The authors propose four hypotheses for statistical examination using the modified TASS dataset, relate their interpretation of the results, and state conclusions with supporting tabular data in the appendices.
Hypothesis 1. The performance and flows of an investment style, relative to the performance and flows of other styles, positively affect the money flows of the style.
Hypothesis 2. The flows and performance of an individual hedge fund, relative to the flows and performance of its style, positively affect subsequent inflows into the fund.
Hypothesis 3. Investment style popularity positively affects the survivorship of individual funds within the style.
Hypothesis 4. A style chasing strategy in combination with intra-style fund selection is profitable for investors.
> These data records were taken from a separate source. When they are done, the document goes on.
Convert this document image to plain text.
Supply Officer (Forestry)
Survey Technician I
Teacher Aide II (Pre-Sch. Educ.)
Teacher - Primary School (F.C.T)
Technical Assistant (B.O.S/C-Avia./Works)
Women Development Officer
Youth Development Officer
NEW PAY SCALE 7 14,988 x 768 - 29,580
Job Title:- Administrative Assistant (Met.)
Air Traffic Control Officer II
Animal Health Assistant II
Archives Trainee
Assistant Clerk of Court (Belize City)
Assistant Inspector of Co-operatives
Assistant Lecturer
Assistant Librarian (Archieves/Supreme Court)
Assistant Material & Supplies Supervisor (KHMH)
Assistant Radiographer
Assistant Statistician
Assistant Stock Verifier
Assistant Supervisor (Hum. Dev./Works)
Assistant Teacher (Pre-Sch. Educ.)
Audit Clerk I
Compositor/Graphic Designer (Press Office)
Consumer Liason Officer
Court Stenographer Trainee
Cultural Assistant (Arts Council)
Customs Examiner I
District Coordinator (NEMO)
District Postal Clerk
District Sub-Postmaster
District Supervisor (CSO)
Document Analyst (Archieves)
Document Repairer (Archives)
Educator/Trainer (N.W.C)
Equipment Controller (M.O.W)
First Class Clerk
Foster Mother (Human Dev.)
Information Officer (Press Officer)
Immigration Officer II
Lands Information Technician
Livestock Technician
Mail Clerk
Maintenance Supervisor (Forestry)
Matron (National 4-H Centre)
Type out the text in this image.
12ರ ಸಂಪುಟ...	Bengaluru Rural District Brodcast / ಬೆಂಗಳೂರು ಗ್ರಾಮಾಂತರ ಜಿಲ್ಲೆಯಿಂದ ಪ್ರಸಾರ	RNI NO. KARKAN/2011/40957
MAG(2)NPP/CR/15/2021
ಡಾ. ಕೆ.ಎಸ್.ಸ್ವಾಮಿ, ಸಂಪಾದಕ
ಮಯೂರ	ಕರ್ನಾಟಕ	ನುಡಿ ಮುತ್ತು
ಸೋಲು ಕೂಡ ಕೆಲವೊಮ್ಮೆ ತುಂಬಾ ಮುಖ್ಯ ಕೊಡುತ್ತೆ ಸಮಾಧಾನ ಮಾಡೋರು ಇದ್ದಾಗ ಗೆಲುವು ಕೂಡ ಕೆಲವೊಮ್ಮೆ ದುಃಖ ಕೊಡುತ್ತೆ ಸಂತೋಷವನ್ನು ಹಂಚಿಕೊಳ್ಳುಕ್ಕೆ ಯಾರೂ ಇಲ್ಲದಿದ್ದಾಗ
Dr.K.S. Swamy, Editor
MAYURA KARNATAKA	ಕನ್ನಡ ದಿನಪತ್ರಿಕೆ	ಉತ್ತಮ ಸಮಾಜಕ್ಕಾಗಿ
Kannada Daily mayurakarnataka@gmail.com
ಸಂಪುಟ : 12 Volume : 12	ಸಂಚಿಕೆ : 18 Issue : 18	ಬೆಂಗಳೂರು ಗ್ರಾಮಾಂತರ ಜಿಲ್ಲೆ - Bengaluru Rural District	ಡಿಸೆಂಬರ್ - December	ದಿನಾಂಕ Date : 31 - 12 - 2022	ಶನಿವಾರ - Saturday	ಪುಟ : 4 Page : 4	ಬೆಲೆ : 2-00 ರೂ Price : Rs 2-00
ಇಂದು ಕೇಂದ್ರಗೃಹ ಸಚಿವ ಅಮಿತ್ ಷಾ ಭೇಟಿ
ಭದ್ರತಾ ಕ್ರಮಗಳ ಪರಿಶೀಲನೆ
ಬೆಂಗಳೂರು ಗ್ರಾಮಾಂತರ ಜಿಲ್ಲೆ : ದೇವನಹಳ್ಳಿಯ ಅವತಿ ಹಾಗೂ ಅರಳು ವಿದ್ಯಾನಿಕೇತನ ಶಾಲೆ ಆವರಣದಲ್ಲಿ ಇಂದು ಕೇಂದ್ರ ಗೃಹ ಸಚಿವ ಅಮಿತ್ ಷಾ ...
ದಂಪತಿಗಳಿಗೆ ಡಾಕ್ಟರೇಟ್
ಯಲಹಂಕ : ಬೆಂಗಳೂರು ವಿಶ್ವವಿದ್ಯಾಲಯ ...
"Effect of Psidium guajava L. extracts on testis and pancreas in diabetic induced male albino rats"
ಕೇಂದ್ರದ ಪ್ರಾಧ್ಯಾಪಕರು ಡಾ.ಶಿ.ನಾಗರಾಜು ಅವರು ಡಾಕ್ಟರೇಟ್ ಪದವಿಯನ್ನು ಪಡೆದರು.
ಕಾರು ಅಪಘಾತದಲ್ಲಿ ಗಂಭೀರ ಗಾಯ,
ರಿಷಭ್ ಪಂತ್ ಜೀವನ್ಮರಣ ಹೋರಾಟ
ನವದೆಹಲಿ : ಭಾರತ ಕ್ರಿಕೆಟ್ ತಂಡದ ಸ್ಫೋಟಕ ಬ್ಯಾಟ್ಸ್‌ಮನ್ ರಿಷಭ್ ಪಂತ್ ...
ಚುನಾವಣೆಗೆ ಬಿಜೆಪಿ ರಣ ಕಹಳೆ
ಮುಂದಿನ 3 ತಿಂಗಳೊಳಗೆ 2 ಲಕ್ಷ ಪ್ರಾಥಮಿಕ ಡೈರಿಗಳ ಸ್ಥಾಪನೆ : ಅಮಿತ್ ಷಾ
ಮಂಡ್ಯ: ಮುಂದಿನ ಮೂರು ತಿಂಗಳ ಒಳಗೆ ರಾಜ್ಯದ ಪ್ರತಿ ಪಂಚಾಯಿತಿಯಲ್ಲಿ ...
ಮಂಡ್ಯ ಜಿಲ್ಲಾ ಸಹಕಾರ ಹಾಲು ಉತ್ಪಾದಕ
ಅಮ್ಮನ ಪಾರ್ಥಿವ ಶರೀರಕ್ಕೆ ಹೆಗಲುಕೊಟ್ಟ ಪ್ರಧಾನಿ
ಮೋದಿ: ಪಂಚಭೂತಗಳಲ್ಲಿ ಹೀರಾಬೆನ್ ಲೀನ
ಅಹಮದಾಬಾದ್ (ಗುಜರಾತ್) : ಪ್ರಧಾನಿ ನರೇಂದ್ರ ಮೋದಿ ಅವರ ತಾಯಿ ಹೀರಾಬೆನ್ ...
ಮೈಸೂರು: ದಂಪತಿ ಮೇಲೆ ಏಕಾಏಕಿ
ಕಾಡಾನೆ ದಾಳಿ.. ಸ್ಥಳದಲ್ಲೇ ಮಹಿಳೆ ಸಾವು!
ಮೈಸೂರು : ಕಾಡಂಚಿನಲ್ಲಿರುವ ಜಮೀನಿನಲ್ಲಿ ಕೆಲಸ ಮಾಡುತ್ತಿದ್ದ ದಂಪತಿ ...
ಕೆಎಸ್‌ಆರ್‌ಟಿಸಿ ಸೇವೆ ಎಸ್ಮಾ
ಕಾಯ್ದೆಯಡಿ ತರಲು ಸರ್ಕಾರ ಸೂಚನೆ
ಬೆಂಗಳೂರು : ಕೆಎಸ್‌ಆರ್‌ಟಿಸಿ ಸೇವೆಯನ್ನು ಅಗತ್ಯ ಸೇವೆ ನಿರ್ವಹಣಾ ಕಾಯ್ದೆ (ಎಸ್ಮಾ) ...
The authors’ research is thorough, reasonable, and generally consistent with previous research on the subject: Capital flows to better-performing and more popular investment styles and to better-performing funds based largely on recent investment performance. But their conclusion that increased capital flows to a fund do not adversely affect its returns is contrary to previous research cited by the authors. They also concede that varying the time period tested for performance persistence could produce results different from what they reported. Personally, I find it difficult to believe that returns do not diminish as competition and scale increase. Finally, although this paper was published in October 2013 and cites other research published as recently as 2011, the dataset used only covers the period of 1994 to 2003. Because the most recent datapoint in this study is approximately 10 years old, some conclusions may no longer be relevant.